A invenção da escultura

Manuel Augusto Araújo

Jorge Vieira tinha a centelha de um génio humano

Hoje, dia 16 de Novembro, Jorge Vieira faria 101 anos. De raríssimos artistas se poderá afirmar sem contestações que mudaram numa determinada época as artes. Jorge Vieira é um desses artistas. A escultura em Portugal alterou-se com Jorge Vieira. Há um antes e um depois Jorge Vieira. Cada uma das suas obras ensina-nos a ver, ensina-nos a descobrir um mundo outro, ensina-nos que para lá do mundo de pouco real, que tantas vezes nos querem impor como único mundo possível, há outro mundo onde a imaginação, a inventiva o povoam de novos seres, de figuras, de coisas, acrescentando real ao real.

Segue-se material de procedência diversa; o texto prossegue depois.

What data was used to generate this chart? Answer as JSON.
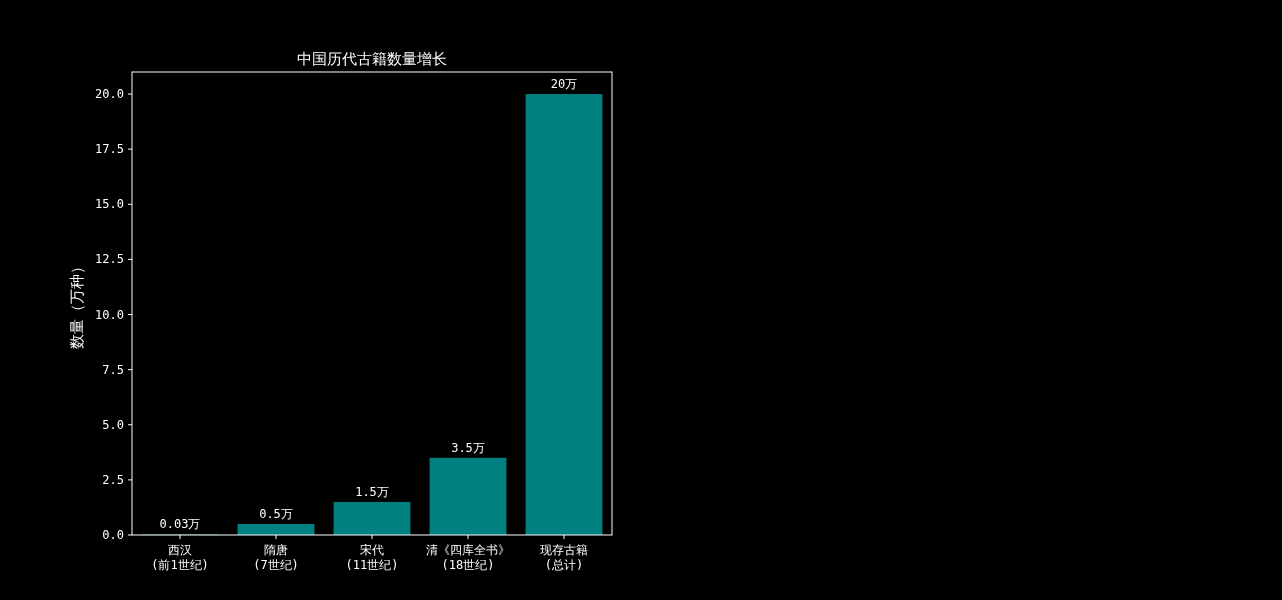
{
  "chart_data": {
    "type": "bar",
    "title": "中国历代古籍数量增长",
    "ylabel": "数量（万种）",
    "categories": [
      "西汉\n(前1世纪)",
      "隋唐\n(7世纪)",
      "宋代\n(11世纪)",
      "清《四库全书》\n(18世纪)",
      "现存古籍\n(总计)"
    ],
    "values": [
      0.03,
      0.5,
      1.5,
      3.5,
      20
    ],
    "value_labels": [
      "0.03万",
      "0.5万",
      "1.5万",
      "3.5万",
      "20万"
    ],
    "color": "#008080",
    "ylim": [
      0,
      21
    ],
    "yticks": [
      {
        "value": 0,
        "label": "0.0"
      },
      2.5,
      {
        "value": 5,
        "label": "5.0"
      },
      7.5,
      {
        "value": 10,
        "label": "10.0"
      },
      12.5,
      {
        "value": 15,
        "label": "15.0"
      },
      17.5,
      {
        "value": 20,
        "label": "20.0"
      }
    ],
    "grid": false
  }
}
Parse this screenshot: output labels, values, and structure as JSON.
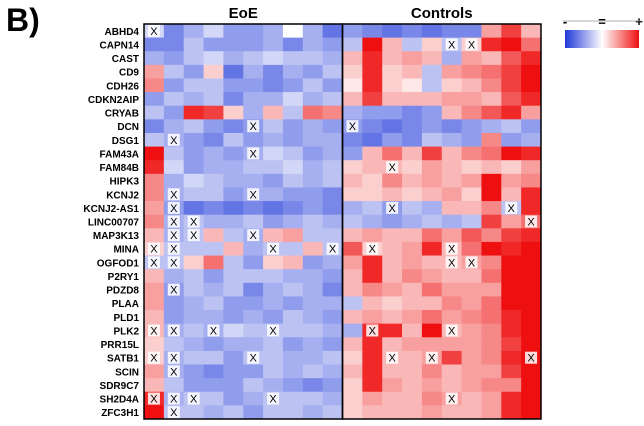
{
  "panel_label": "B)",
  "chart_data": {
    "type": "heatmap",
    "groups": [
      {
        "name": "EoE",
        "columns": 10
      },
      {
        "name": "Controls",
        "columns": 10
      }
    ],
    "rows": [
      "ABHD4",
      "CAPN14",
      "CAST",
      "CD9",
      "CDH26",
      "CDKN2AIP",
      "CRYAB",
      "DCN",
      "DSG1",
      "FAM43A",
      "FAM84B",
      "HIPK3",
      "KCNJ2",
      "KCNJ2-AS1",
      "LINC00707",
      "MAP3K13",
      "MINA",
      "OGFOD1",
      "P2RY1",
      "PDZD8",
      "PLAA",
      "PLD1",
      "PLK2",
      "PRR15L",
      "SATB1",
      "SCIN",
      "SDR9C7",
      "SH2D4A",
      "ZFC3H1"
    ],
    "values": [
      [
        -0.2,
        -0.6,
        -0.4,
        -0.2,
        -0.5,
        -0.5,
        -0.4,
        0,
        -0.4,
        -0.7,
        -0.5,
        -0.6,
        -0.7,
        -0.6,
        -0.7,
        -0.6,
        -0.6,
        0.4,
        0.8,
        0.3
      ],
      [
        -0.6,
        -0.6,
        -0.3,
        -0.5,
        -0.5,
        -0.5,
        -0.4,
        -0.6,
        -0.4,
        -0.5,
        -0.3,
        1.0,
        0.3,
        -0.3,
        0.2,
        -0.3,
        0.2,
        0.9,
        1.0,
        0.6
      ],
      [
        -0.4,
        -0.5,
        -0.3,
        -0.2,
        -0.4,
        -0.3,
        -0.2,
        -0.3,
        -0.3,
        -0.4,
        0.3,
        0.9,
        0.3,
        0.4,
        0.3,
        -0.4,
        0.4,
        0.3,
        0.7,
        0.9
      ],
      [
        0.4,
        -0.3,
        -0.5,
        0.2,
        -0.7,
        -0.4,
        -0.6,
        -0.4,
        -0.5,
        -0.3,
        0.2,
        0.9,
        0.2,
        0.3,
        -0.3,
        0.4,
        0.5,
        0.6,
        0.8,
        1.0
      ],
      [
        0.5,
        -0.5,
        -0.3,
        -0.3,
        -0.5,
        -0.5,
        -0.6,
        -0.5,
        -0.3,
        -0.5,
        0.1,
        0.9,
        0.2,
        0.1,
        -0.3,
        0.2,
        0.3,
        0.5,
        0.8,
        1.0
      ],
      [
        -0.5,
        -0.3,
        -0.4,
        -0.3,
        -0.6,
        -0.4,
        -0.4,
        -0.2,
        -0.4,
        -0.3,
        0.3,
        0.8,
        0.3,
        0.3,
        0.3,
        0.4,
        0.4,
        0.3,
        0.7,
        0.9
      ],
      [
        -0.3,
        -0.5,
        0.9,
        0.8,
        0.2,
        -0.4,
        0.3,
        -0.3,
        0.6,
        0.5,
        -0.4,
        -0.5,
        -0.5,
        -0.6,
        -0.5,
        0.3,
        0.5,
        0.7,
        0.9,
        0.4
      ],
      [
        -0.6,
        -0.4,
        -0.3,
        -0.5,
        -0.6,
        -0.5,
        -0.3,
        -0.5,
        -0.4,
        -0.5,
        -0.5,
        -0.6,
        -0.7,
        -0.6,
        -0.5,
        -0.6,
        -0.5,
        -0.4,
        -0.3,
        -0.5
      ],
      [
        -0.3,
        -0.4,
        -0.5,
        -0.6,
        -0.3,
        -0.5,
        -0.4,
        -0.5,
        -0.4,
        -0.4,
        -0.6,
        -0.7,
        -0.5,
        -0.6,
        -0.3,
        -0.4,
        -0.5,
        0.5,
        -0.5,
        -0.4
      ],
      [
        1.0,
        -0.3,
        -0.5,
        -0.4,
        -0.5,
        -0.4,
        -0.2,
        -0.3,
        -0.5,
        -0.4,
        -0.5,
        0.3,
        0.6,
        0.3,
        0.8,
        0.3,
        0.5,
        0.6,
        1.0,
        0.9
      ],
      [
        0.9,
        -0.2,
        -0.5,
        -0.4,
        -0.4,
        -0.3,
        -0.3,
        -0.2,
        -0.4,
        -0.3,
        0.2,
        0.3,
        0.3,
        0.2,
        0.4,
        0.3,
        0.2,
        0.3,
        0.2,
        0.4
      ],
      [
        0.5,
        -0.4,
        -0.2,
        -0.3,
        -0.4,
        -0.4,
        -0.5,
        -0.3,
        -0.4,
        -0.3,
        0.3,
        0.2,
        0.5,
        0.3,
        0.4,
        0.3,
        0.4,
        1.0,
        0.4,
        0.5
      ],
      [
        0.5,
        -0.4,
        -0.3,
        -0.3,
        -0.5,
        -0.4,
        -0.4,
        -0.5,
        -0.5,
        -0.6,
        0.2,
        0.2,
        0.3,
        0.2,
        0.3,
        0.4,
        0.2,
        1.0,
        0.3,
        0.9
      ],
      [
        0.4,
        -0.5,
        -0.7,
        -0.6,
        -0.7,
        -0.6,
        -0.7,
        -0.6,
        -0.5,
        -0.6,
        -0.4,
        -0.3,
        -0.5,
        -0.3,
        -0.4,
        0.3,
        0.3,
        0.5,
        -0.3,
        0.9
      ],
      [
        0.5,
        -0.4,
        -0.3,
        -0.4,
        -0.4,
        -0.3,
        -0.5,
        -0.4,
        -0.3,
        -0.4,
        -0.3,
        -0.4,
        -0.5,
        -0.4,
        -0.3,
        -0.4,
        -0.3,
        0.8,
        0.4,
        0.6
      ],
      [
        0.3,
        -0.4,
        -0.3,
        0.3,
        -0.3,
        -0.4,
        0.3,
        0.4,
        -0.3,
        -0.3,
        0.3,
        0.4,
        0.3,
        0.3,
        0.6,
        0.4,
        0.7,
        0.5,
        0.8,
        0.9
      ],
      [
        0.2,
        -0.3,
        -0.3,
        -0.3,
        0.3,
        -0.4,
        -0.3,
        -0.3,
        0.3,
        -0.3,
        0.7,
        0.2,
        0.3,
        0.4,
        0.9,
        0.3,
        0.6,
        1.0,
        0.9,
        1.0
      ],
      [
        -0.3,
        -0.3,
        0.2,
        0.6,
        -0.3,
        -0.5,
        0.2,
        0.3,
        -0.5,
        -0.4,
        0.4,
        0.9,
        0.3,
        0.4,
        0.3,
        0.3,
        0.4,
        0.5,
        1.0,
        1.0
      ],
      [
        0.3,
        -0.4,
        -0.3,
        -0.5,
        -0.3,
        -0.3,
        -0.3,
        -0.4,
        -0.4,
        -0.5,
        0.3,
        0.9,
        0.3,
        0.5,
        0.4,
        0.3,
        0.3,
        0.6,
        1.0,
        1.0
      ],
      [
        0.4,
        -0.5,
        -0.3,
        -0.4,
        -0.3,
        -0.6,
        -0.4,
        -0.3,
        -0.4,
        -0.6,
        0.3,
        0.5,
        0.4,
        0.3,
        0.6,
        0.4,
        0.4,
        0.4,
        1.0,
        1.0
      ],
      [
        0.4,
        -0.5,
        -0.4,
        -0.3,
        -0.5,
        -0.5,
        -0.4,
        -0.5,
        -0.4,
        -0.4,
        -0.3,
        0.3,
        0.2,
        0.3,
        0.3,
        0.5,
        0.4,
        0.6,
        1.0,
        1.0
      ],
      [
        0.3,
        -0.5,
        -0.4,
        -0.4,
        -0.5,
        -0.4,
        -0.5,
        -0.3,
        -0.4,
        -0.5,
        0.3,
        0.4,
        0.3,
        0.4,
        0.6,
        0.4,
        0.5,
        0.6,
        0.9,
        1.0
      ],
      [
        0.3,
        -0.4,
        -0.3,
        -0.4,
        -0.2,
        -0.3,
        -0.3,
        -0.3,
        -0.3,
        -0.4,
        -0.4,
        0.9,
        0.9,
        0.3,
        1.0,
        0.3,
        0.4,
        0.5,
        0.9,
        1.0
      ],
      [
        0.2,
        -0.3,
        -0.4,
        -0.5,
        -0.4,
        -0.4,
        -0.3,
        -0.5,
        -0.4,
        -0.5,
        0.3,
        0.9,
        0.3,
        0.4,
        0.4,
        0.4,
        0.4,
        0.5,
        0.8,
        1.0
      ],
      [
        0.2,
        -0.4,
        -0.3,
        -0.3,
        -0.5,
        -0.3,
        -0.3,
        -0.4,
        -0.4,
        -0.3,
        0.2,
        0.9,
        0.3,
        0.3,
        0.4,
        0.8,
        0.4,
        0.5,
        0.9,
        1.0
      ],
      [
        0.4,
        -0.4,
        -0.5,
        -0.6,
        -0.5,
        -0.5,
        -0.3,
        -0.4,
        -0.3,
        -0.4,
        0.3,
        0.9,
        0.3,
        0.3,
        0.5,
        0.3,
        0.4,
        0.4,
        0.8,
        1.0
      ],
      [
        0.3,
        -0.3,
        -0.5,
        -0.5,
        -0.5,
        -0.3,
        -0.4,
        -0.5,
        -0.6,
        -0.5,
        0.2,
        0.9,
        0.4,
        0.3,
        0.4,
        0.3,
        0.4,
        0.5,
        0.5,
        1.0
      ],
      [
        0.9,
        -0.4,
        -0.3,
        -0.3,
        -0.5,
        -0.4,
        -0.3,
        -0.3,
        -0.3,
        -0.4,
        0.2,
        0.4,
        0.3,
        0.3,
        0.5,
        0.4,
        0.3,
        0.4,
        0.9,
        1.0
      ],
      [
        1.0,
        -0.3,
        -0.3,
        -0.4,
        -0.3,
        -0.5,
        -0.3,
        -0.3,
        -0.4,
        -0.3,
        0.2,
        0.3,
        0.3,
        0.3,
        0.4,
        0.3,
        0.3,
        0.4,
        0.9,
        1.0
      ]
    ],
    "marker": "X",
    "marked_cells": [
      [
        0,
        0
      ],
      [
        1,
        15
      ],
      [
        1,
        16
      ],
      [
        7,
        5
      ],
      [
        7,
        10
      ],
      [
        8,
        1
      ],
      [
        9,
        5
      ],
      [
        10,
        12
      ],
      [
        12,
        1
      ],
      [
        12,
        5
      ],
      [
        13,
        1
      ],
      [
        13,
        12
      ],
      [
        13,
        18
      ],
      [
        14,
        1
      ],
      [
        14,
        2
      ],
      [
        14,
        19
      ],
      [
        15,
        1
      ],
      [
        15,
        2
      ],
      [
        15,
        5
      ],
      [
        16,
        0
      ],
      [
        16,
        1
      ],
      [
        16,
        6
      ],
      [
        16,
        9
      ],
      [
        16,
        11
      ],
      [
        16,
        15
      ],
      [
        17,
        0
      ],
      [
        17,
        1
      ],
      [
        17,
        15
      ],
      [
        17,
        16
      ],
      [
        19,
        1
      ],
      [
        22,
        0
      ],
      [
        22,
        1
      ],
      [
        22,
        3
      ],
      [
        22,
        6
      ],
      [
        22,
        11
      ],
      [
        22,
        15
      ],
      [
        24,
        0
      ],
      [
        24,
        1
      ],
      [
        24,
        5
      ],
      [
        24,
        12
      ],
      [
        24,
        14
      ],
      [
        24,
        19
      ],
      [
        25,
        1
      ],
      [
        27,
        0
      ],
      [
        27,
        1
      ],
      [
        27,
        2
      ],
      [
        27,
        6
      ],
      [
        27,
        15
      ],
      [
        28,
        1
      ]
    ],
    "legend": {
      "symbols": [
        "-",
        "=",
        "+"
      ],
      "placement": "top-right"
    },
    "colors": {
      "low": "#2038d8",
      "mid": "#ffffff",
      "high": "#ee1010"
    },
    "value_range": [
      -1,
      1
    ]
  }
}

Extraordinário é que esse outro mundo, parte indissociável do seu mundo, se confunde com si-próprio, é uma sua extensão humana forte e imaginosa, habitada por um tranquilo e sábio desassossego. Corpo ancorado no chão em que as mãos laboriosas compreendiam e assimilavam o tumulto inteligente que o habitava.

É um escultor sem mestre com mestres de quem nunca foi discípulo. Os que encontrou na Escola de Belas Artes de Lisboa. Com os que procurou fora da ESBAL, António Duarte, Francisco Franco e António Rocha, desenvolveu uma actividade que incidia na pesquisa tecnológica. Mais tarde, em Londres, com Henry Moore e Reg Butler, há um trabalho de conhecimento e aprendizagens que cruza com as colhidas nas viagens que tinha feito a França, Itália, Inglaterra.

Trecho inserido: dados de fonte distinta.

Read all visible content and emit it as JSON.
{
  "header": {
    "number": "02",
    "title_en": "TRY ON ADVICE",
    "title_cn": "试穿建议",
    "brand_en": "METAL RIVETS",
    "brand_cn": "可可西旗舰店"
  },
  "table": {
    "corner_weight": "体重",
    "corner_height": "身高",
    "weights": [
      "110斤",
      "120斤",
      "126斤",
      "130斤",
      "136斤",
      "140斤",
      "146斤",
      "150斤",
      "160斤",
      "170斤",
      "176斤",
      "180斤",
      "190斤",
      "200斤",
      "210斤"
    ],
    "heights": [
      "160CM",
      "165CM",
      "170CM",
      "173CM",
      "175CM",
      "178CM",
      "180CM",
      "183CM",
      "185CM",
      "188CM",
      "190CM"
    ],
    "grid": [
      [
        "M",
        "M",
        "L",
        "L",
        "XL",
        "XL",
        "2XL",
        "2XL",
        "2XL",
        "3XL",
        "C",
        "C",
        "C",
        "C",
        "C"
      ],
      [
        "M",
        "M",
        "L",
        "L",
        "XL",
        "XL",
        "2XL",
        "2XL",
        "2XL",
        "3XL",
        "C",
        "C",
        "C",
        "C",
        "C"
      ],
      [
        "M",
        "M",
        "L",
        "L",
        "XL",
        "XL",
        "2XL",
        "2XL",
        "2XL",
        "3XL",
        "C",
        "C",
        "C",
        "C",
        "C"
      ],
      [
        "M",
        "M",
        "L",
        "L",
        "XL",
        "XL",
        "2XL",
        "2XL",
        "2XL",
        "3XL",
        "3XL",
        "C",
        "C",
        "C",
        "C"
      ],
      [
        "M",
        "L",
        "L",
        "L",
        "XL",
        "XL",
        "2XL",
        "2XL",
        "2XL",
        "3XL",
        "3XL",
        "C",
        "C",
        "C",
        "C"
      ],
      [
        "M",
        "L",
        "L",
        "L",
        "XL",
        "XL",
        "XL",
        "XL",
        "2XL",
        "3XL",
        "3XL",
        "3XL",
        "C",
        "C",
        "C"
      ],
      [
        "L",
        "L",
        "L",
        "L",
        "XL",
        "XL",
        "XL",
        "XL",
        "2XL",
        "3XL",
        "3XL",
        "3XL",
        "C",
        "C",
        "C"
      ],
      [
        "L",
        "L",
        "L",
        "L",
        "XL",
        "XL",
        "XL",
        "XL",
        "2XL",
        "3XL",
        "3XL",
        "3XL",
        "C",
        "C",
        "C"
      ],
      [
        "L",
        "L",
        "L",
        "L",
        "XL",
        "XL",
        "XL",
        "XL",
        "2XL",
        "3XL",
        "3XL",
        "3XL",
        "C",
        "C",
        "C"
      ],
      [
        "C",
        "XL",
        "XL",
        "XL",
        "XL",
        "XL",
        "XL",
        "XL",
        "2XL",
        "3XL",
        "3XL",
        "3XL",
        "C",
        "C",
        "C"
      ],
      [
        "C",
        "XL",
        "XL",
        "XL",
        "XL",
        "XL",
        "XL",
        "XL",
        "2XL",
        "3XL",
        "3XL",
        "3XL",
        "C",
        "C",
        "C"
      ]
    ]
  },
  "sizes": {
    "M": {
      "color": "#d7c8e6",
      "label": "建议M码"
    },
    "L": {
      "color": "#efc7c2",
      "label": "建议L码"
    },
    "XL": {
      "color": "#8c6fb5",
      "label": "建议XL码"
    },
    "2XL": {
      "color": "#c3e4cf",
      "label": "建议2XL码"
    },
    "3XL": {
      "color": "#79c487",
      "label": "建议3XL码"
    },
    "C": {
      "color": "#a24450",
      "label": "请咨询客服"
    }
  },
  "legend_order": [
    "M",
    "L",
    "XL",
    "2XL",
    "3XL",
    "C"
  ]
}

São trabalhos que apuram o seu imaginário muito pessoal em que se cruzam o abstraccionismo, o surrealismo e as esculturas dos primitivos da África negra, das Ciclades, dos Caldeus e Hititas, que explora com uma liberdade bem livre na criação de formas que o situam num modernismo de uma modernidade em sentido amplo, que recupera e dá sentido ao quotidiano com as suas esculturas, todas as suas esculturas, qualquer que seja a sua escala e os materiais, gerando sempre uma intimidade muito particular com os lugares onde habitam, sejam públicos ou privados, seja numa grande praça ou na intimidade de uma casa. É um imenso olimpo de figurações que celebram a vida no que ela tem de mais eterno com uma ritualidade pagã da alegria de viver exaltando o mundo na sua contínua transformação.

A esfuziante criatividade de Jorge Vieira constrói um percurso autónomo que se afirma enquanto instância particular socialmente partilhada onde se entrelaçam real e memória, ficção e telúrico, um percurso que tempestuou o quotidiano porque foi sempre inovador, foi sempre ímpar, porque esteve sempre com o seu tempo a questionar o seu tempo.

Às suas qualidades de artista adicionava o ser um homem de intransigente verticalidade para quem a mediocridade era insuportável, que se distanciava dos fazedores de modas, da crítica de arte promotora de promoções, dos mentores de consciências. Um homem desta estirpe só podia ser um homem política e socialmente empenhado, um artista atento sempre inovador.

Jorge Vieira tinha a centelha de um génio humano demasiado humano onde cintilava a vibração metálica do sol. Tinha uma força bem terrena e uma ironia feroz que estilhavaça o senso comum, um olhar olímpico que radiofotografava o universo com uma energia sensual, tanto nas representações figurativas, com destaque para a mulher, como nas zoológicas com destaque para o touro, que adquirem novas anatomias, equilíbrios antes impossíveis, dinâmicas extraordinárias, como nas abstractas que aparentam esquematismos simbólicos, das pequenas peças às de grande dimensão como o Homem Sol no Parque das Nações, são todas e para sempre marcadas pelas metamorfoses oníricas, mágicas que são a singularidade da sua obra de uma alegria exultante.